There is a custom of staying up all night on the eve of Shavuot. The traditional rabbinic explanation for this custom is that G-d found the children of Israel asleep on the morning of the day when they were set to receive the Torah. A “proof text” for this claim is Exodus 19:16- “On the third day, as morning dawned, there was thunder, and lightning, and a dense cloud upon the mountain, and a very loud blast of the horn; and all the people who were in the camp trembled.” Why the pyrotechnics so early in the morning? Yes, the obvious answer is: G-d had to do something to wake all those people up.
I’ve always thought that staying up on the eve of Shavuot is a nice idea. However, my ability to absorb learned words maxes out around midnight, and, in truth, many of those who stay awake all night do not “learn” a lot. According to my friend and teacher, Rabbi Lior Engelman, however, the very act of staying up all night on Shavuot is important in and of itself. Rabbi Lior writes:
It’s possible to define life as consisting of moments that must not be missed. These are the moments for which we plan ahead—days, weeks, months, and sometimes even years. These exceptional moments fill a person with expectation, and at the moment of truth he or she wants to be there at his peak.
When the longed-for moment arrives, a person is filled with excitement and much aliveness. And yet, sometimes precisely because of this great excitement and expectation, the moment is missed. The anxiety, the fear of disappointment, the feeling of insignificance in the face of the demands of the moment—all of these sometimes cause a person to crumble and miss that irreplaceable moment. Sometimes a bride and groom are not fully present under their chuppah, and are not able to absorb their huge moment, sometimes a bar mitzvah boy loses his voice on his big day, sometimes an officer who has drilled so hard freezes in battle.

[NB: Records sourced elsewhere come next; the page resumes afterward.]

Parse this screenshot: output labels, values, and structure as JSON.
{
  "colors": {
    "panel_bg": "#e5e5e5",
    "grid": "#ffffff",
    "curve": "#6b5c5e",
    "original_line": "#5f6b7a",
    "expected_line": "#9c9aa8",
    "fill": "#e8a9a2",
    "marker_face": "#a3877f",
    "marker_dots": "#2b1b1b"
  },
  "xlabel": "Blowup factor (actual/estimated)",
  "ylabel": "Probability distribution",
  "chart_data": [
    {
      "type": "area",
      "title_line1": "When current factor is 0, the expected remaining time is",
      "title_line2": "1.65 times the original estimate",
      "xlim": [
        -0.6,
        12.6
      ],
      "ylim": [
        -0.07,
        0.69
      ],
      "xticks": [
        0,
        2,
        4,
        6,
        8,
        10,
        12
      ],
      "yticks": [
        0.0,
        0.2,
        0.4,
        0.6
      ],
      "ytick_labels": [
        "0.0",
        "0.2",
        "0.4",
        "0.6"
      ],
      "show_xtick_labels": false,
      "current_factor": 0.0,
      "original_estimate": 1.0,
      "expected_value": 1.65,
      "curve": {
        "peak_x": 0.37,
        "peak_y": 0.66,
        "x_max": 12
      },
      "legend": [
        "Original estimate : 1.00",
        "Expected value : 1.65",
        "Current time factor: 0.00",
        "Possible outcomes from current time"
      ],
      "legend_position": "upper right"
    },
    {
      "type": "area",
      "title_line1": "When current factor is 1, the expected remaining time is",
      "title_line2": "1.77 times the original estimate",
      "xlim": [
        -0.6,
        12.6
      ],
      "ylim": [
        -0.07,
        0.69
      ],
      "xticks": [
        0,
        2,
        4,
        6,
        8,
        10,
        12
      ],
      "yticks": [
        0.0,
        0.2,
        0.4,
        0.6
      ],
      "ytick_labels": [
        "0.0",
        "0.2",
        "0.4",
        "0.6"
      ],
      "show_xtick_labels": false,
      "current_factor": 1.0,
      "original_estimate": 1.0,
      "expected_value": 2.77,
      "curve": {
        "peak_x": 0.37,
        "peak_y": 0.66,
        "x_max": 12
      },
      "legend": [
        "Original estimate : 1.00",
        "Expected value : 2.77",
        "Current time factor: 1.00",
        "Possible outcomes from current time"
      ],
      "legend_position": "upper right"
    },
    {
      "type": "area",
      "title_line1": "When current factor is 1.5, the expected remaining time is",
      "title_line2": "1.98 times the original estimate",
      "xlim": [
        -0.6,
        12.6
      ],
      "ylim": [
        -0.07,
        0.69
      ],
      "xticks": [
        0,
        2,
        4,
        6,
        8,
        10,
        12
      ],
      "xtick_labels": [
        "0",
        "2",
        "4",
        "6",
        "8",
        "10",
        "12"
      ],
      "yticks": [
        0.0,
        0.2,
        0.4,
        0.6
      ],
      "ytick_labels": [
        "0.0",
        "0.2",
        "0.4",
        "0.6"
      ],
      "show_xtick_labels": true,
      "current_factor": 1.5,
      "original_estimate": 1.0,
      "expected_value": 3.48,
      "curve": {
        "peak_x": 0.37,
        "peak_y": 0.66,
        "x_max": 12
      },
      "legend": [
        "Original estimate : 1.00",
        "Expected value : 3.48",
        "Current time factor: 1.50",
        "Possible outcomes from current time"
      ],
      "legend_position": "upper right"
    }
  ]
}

As with our personal lives, so in our national lives. There are exceptional moments that, if we are able to truly experience them, are burned into our consciousness forever. But sometimes, at the moment of truth we are simply asleep. And so it happened to the children of Israel on the eve of receiving the Torah. We fell asleep, we simply fell asleep, and we almost missed the moment. The People of Israel did not sleep out of indifference, but out of a feeling of smallness in the face of the big event, out of a feeling that they could not absorb such a big moment.
And from that time on, subsequent generations agreed not to sleep on the night of Shavuot. We want to gather strength and not miss the moment. We waited many long weeks for this moment; all night we will banish sleep from our eyes in expectation, in anxiety, with great hope, and with much modesty.